Certo, si può obiettare che c’è anche una questione di priorità, visto che la lotta all’esclusione è stata effettivamente dimenticata a sinistra. Ma siamo così sicuri che diritti sociali e libertà civili possano ancora essere presentati come obiettivi contrapposti? Nell’era della conoscenza, la libertà è una componente essenziale della qualità della vita e del benessere economico, e la vera redistribuzione ancora possibile è proprio quella da realizzare attraverso adeguati investimenti nella scuola, nell’educazione, nella formazione continua e nella ricerca scientifica, in Italia colpite da un insensato proibizionismo e oscurantismo che l’Associazione Luca Coscioni denuncia da molti anni.

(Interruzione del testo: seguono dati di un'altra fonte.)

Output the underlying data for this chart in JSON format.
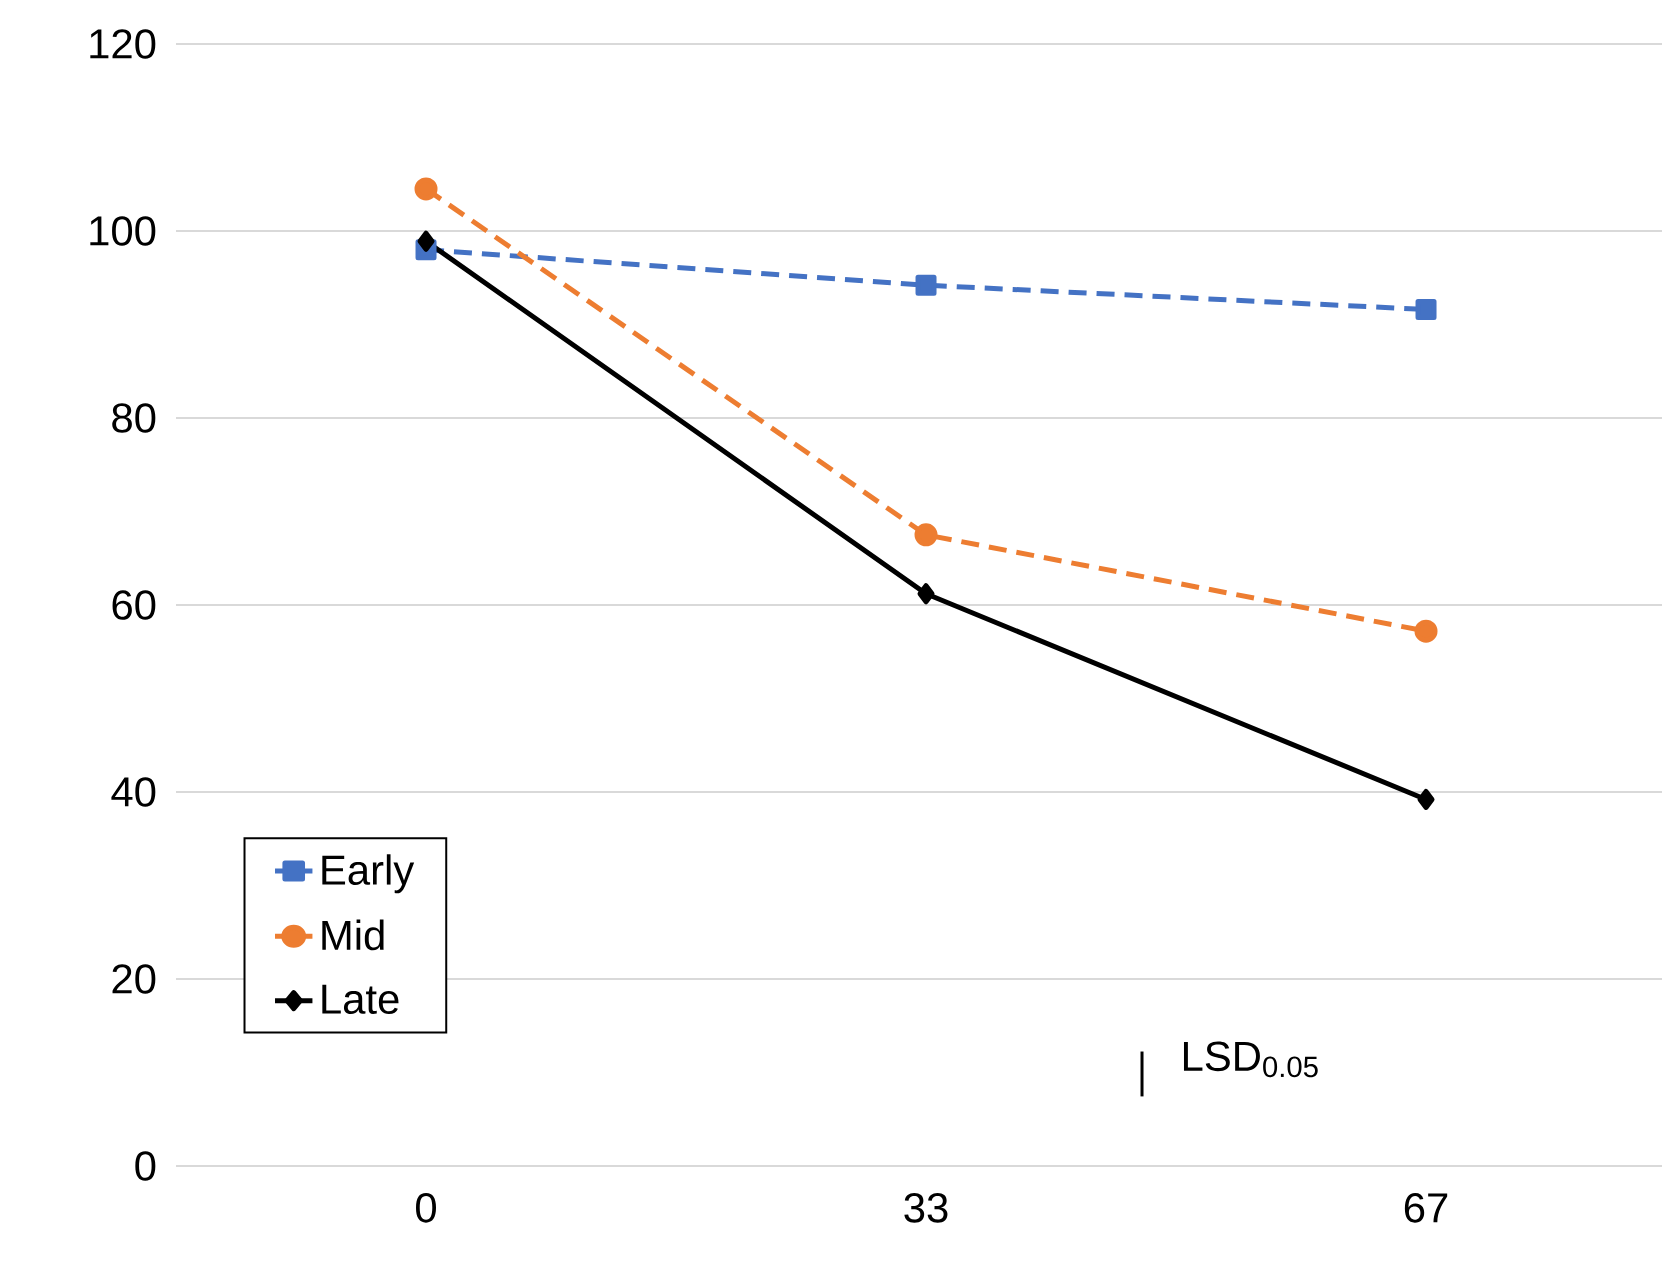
{
  "chart_data": {
    "type": "line",
    "categories": [
      "0",
      "33",
      "67"
    ],
    "series": [
      {
        "name": "Early",
        "color": "#4472c4",
        "marker": "square",
        "line_style": "dashed",
        "values": [
          98.0,
          94.2,
          91.6
        ]
      },
      {
        "name": "Mid",
        "color": "#ed7d31",
        "marker": "circle",
        "line_style": "dashed",
        "values": [
          104.5,
          67.5,
          57.2
        ]
      },
      {
        "name": "Late",
        "color": "#000000",
        "marker": "diamond",
        "line_style": "solid",
        "values": [
          98.9,
          61.2,
          39.2
        ]
      }
    ],
    "ylim": [
      0,
      120
    ],
    "yticks": [
      0,
      20,
      40,
      60,
      80,
      100,
      120
    ],
    "grid": "y",
    "legend": "bottom left",
    "annotations": [
      "LSD$_{0.05}$"
    ]
  }
}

L’evocazione del “partito radicale di massa” è poi particolarmente fuorviante. Come ha notato Marco Perduca, il Partito radicale nelle sue varie articolazioni prima di essere partito dei diritti ha vissuto e vive come partito del diritto, cioè del rispetto delle regole (“la vita del diritto per il diritto alla vita”), che è la premessa indispensabile ad ogni affermazione di diritto sociale. Una giustizia che funzioni davvero, ad esempio, non è considerato un diritto sociale in senso classico, ma è chiaramente un’emergenza che tocca innanzitutto chi non ha soldi da buttar via per processi che in Italia durano lustri.

Mi permetto dunque di suggerire alla sinistra ufficiale italiana (ma anche a quella parte di destra liberale non rassegnata alle ruspe salviniane) di considerare diritti sociali e libertà civili come un unico obiettivo. Nulla vieta di battersi al tempo stesso per un rapido recupero dei ritardi del nostro Paese in tema di libertà e laicità, per un rigoroso rispetto delle regole e per redistribuire l’unica risorsa che lo Stato può ancora permettersi di redistribuire: la conoscenza.

Rilanciare la scuola e la ricerca italiana varrebbe per i cittadini di oggi e di domani più di ogni assistenzialismo burocratico. Se nel frattempo agli stessi cittadini fosse consentito di vivere liberi fino alla fine, non si sarebbe fatto un soldo di danno.